Another proinflammatory factor, cyclooxygenase-2 (COX-2), has been demonstrated in the activated microglia of PD patients but not in control subjects (Hunot et al., 1996; Knott et al., 2000). Pharmacological inhibition of COX-2 rescues dopaminergic neurons against MPTP and MPP+ toxicity (Wang et al., 2005; Vijitruth et al., 2006). Recent study suggested that c-Jun N-terminal Kinase (JNK) might take part in the mediation of COX-2 activity since inhibition of JNK reduces the expression of COX-2 and rescues dopaminergic neurons against LPS insult in mesencephalic neuron/glia mixed cultures (Xing et al., 2007). PGE2 is the major prostaglandin produced by COX-2. Direct neurotoxic effects have been shown for PGE2 on dopaminergic neurons (Gao et al., 2003). Recent study on 6-OHDA-induced neurotoxicity in rat mesencephalic primary neuronal cultures showed that PGE2 receptor EP1 on dopaminergic neurons might contribute to COX-2-mediated neuronal death since EP1 receptor agonist at nanomolar concentration killed dopaminergic neurons significantly and its selective antagonist can markedly rescue dopaminergic neurons (Carrasco et al., 2007).

Summary

Microglia activation has been considered to play an active role in the process of dopaminergic neurodegeneration and is strongly implicated in the key underlying mechanisms involved in neuroinflammtion and oxidative stress. Upon activation, microglia overproduce a variety of proinflammatory mediators and radical species which can be directly toxic to dopaminergic neurons via modification of key proteins or by initiating deleterious intraneuronal signaling cascades leading to mitochondrial dysfunction and neuronal death.

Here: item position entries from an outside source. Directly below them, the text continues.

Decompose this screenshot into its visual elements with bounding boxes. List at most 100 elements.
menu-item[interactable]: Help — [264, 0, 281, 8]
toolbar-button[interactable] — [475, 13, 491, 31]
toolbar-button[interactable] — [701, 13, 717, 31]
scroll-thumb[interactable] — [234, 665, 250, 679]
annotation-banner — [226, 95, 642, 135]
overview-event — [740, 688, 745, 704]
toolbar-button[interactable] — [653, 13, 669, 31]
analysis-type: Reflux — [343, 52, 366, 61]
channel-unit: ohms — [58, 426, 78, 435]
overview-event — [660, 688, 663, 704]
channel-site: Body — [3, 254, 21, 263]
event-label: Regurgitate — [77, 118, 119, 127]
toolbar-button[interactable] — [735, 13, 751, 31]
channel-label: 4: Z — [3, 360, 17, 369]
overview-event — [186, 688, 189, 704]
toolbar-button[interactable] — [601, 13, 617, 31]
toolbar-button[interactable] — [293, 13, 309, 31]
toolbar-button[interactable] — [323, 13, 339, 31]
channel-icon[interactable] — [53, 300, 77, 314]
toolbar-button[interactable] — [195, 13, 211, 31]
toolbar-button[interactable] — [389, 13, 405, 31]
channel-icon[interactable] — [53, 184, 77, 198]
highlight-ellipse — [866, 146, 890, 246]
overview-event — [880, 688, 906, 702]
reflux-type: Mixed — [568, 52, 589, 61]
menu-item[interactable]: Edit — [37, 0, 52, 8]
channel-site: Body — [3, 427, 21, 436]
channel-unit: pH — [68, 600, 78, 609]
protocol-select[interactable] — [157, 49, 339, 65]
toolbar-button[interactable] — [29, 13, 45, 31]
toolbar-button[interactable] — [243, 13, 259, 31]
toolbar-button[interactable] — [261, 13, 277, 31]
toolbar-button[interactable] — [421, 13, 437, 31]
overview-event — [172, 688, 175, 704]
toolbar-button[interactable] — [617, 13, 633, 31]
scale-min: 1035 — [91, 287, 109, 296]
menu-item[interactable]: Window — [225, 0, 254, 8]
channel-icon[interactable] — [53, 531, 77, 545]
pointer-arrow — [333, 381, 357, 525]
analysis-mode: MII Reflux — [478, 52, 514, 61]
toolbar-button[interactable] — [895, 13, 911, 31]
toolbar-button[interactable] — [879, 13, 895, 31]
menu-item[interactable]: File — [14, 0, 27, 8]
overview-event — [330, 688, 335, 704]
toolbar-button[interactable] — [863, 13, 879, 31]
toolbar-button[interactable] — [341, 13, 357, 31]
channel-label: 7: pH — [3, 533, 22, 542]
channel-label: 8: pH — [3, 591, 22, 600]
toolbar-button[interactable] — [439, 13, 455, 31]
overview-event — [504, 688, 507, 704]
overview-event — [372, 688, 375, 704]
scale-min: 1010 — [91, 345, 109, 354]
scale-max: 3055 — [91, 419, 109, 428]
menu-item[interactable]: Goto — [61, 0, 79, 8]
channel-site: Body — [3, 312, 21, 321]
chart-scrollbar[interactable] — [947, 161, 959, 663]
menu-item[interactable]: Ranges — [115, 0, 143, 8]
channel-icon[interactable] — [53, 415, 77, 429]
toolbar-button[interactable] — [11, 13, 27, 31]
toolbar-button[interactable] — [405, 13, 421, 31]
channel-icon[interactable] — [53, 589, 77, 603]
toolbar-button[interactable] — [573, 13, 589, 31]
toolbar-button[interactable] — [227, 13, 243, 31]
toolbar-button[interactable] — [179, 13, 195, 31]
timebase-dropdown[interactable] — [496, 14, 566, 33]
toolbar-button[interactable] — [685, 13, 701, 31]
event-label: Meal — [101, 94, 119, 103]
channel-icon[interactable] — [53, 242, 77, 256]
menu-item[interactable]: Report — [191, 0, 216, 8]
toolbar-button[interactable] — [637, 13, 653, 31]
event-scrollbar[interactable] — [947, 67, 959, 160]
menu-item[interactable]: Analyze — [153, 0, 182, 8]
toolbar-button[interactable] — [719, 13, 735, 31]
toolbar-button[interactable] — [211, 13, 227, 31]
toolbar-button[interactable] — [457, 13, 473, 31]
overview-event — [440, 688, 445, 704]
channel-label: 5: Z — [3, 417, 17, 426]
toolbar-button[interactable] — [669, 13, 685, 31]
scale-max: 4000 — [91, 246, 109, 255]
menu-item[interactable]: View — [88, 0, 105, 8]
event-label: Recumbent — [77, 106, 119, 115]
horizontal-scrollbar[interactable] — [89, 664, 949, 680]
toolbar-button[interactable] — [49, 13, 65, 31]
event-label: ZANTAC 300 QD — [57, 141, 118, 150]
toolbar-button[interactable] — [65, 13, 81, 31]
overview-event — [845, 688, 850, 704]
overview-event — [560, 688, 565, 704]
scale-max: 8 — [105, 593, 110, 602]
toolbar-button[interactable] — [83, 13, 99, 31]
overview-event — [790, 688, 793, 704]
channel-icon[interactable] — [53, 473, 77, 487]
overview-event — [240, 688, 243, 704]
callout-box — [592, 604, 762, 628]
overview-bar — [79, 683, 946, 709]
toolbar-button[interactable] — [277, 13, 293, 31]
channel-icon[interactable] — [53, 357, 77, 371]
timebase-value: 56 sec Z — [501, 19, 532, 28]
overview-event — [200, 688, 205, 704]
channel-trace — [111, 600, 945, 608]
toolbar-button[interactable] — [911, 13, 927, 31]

It is noteworthy that there is tightly regulated cross-talk between activated microglia and injured neurons in the progress of dopaminergic neuronal death (Fig. 1). To further understand how these deleterious signaling pathways are regulated in the activated microglia and dopaminergic neurons will be very helpful in the future development of effective therapeutic strategies against progressive neuronal degeneration.